Moonstone: The Boy Who Never Was
Author
Sjón
Publisher
Farrar, Straus, and Giroux
Place
New York
Year
2016
Category
English translations
Review Author
Björn Halldórsson

(Mánasteinn: drengurinn sem aldrei var til, 2013)

The winner of the 2013 Icelandic Literature Prize, Moonstone is set in Reykjavík in 1918; an extremely calamitous year for Iceland and also the year that the country was granted sovereignty from Denmark.
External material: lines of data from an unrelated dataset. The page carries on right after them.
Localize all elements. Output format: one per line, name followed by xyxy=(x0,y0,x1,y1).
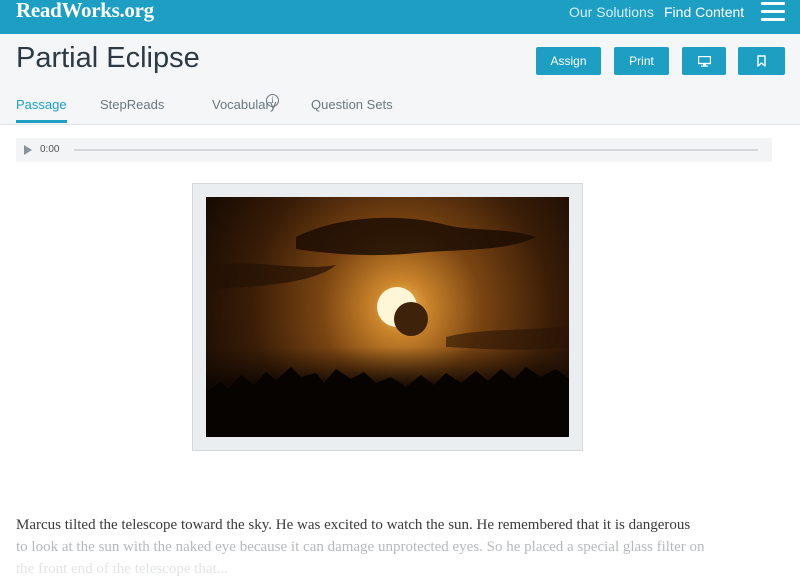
hamburger-menu-icon[interactable] xyxy=(761,2,785,22)
print-button[interactable]: Print xyxy=(614,47,669,75)
audio-player: 0:00 xyxy=(16,138,772,162)
passage-line: the front end of the telescope that... xyxy=(16,561,229,577)
content-tabs: Passage StepReads i Vocabulary Question … xyxy=(0,94,800,125)
tab-vocabulary[interactable]: Vocabulary xyxy=(212,97,276,112)
active-tab-indicator xyxy=(16,120,67,123)
tab-stepreads-label: StepReads xyxy=(100,97,165,112)
tab-passage[interactable]: Passage xyxy=(16,97,67,112)
passage-figure xyxy=(192,183,583,451)
readworks-logo[interactable]: ReadWorks.org xyxy=(16,0,154,23)
audio-time: 0:00 xyxy=(40,144,60,155)
passage-line: Marcus tilted the telescope toward the s… xyxy=(16,517,691,533)
bookmark-button[interactable] xyxy=(738,47,785,75)
nav-our-solutions[interactable]: Our Solutions xyxy=(569,4,654,20)
eclipse-photo xyxy=(206,197,569,437)
tab-stepreads[interactable]: StepReads i xyxy=(100,94,279,112)
tab-question-sets[interactable]: Question Sets xyxy=(311,97,393,112)
nav-find-content[interactable]: Find Content xyxy=(664,4,744,20)
passage-text: Marcus tilted the telescope toward the s… xyxy=(16,514,776,580)
top-nav-bar: ReadWorks.org Our Solutions Find Content xyxy=(0,0,800,34)
play-icon[interactable] xyxy=(24,145,32,155)
page-title: Partial Eclipse xyxy=(16,42,200,74)
passage-line: to look at the sun with the naked eye be… xyxy=(16,539,705,555)
present-button[interactable] xyxy=(682,47,726,75)
monitor-icon xyxy=(697,55,711,67)
page-header: Partial Eclipse Assign Print Passage Ste… xyxy=(0,34,800,125)
assign-button[interactable]: Assign xyxy=(536,47,601,75)
bookmark-icon xyxy=(757,55,766,67)
audio-progress-track[interactable] xyxy=(74,149,758,151)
As the nation prepares for the break with the Danish crown, Icelanders are undergoing two simultaneous catastrophes: the ongoing eruption of mount Katla, whose ash clouds blot out the sun, and a sudden outbreak of Spanish flu, which has infected two thirds of Reykjavík’s population. In this apocalyptic landscape we find ourselves in the company of Máni Steinn, a teenage orphan living with his elderly aunt in Reykjavík. Máni Steinn is a social outcast in more ways than one – though primarily on account of his sexuality, at a time when the term “homosexual” is barely recognised in Iceland. However, his exclusion is also due to his intense infatuation with the emerging art of the silver screen, which causes him to impose a cinematic distance on reality, warping his ash-stricken surroundings into the black and white world of the celluloid.

Using this pivotal moment in the nation’s history, Sjón tells a unique and fantastical story that celebrates otherness and provides glimpses of a different world. In many ways, this tiny novel acts as a prism; every word and image is chosen with meticulous care in order to refract the reader’s gaze.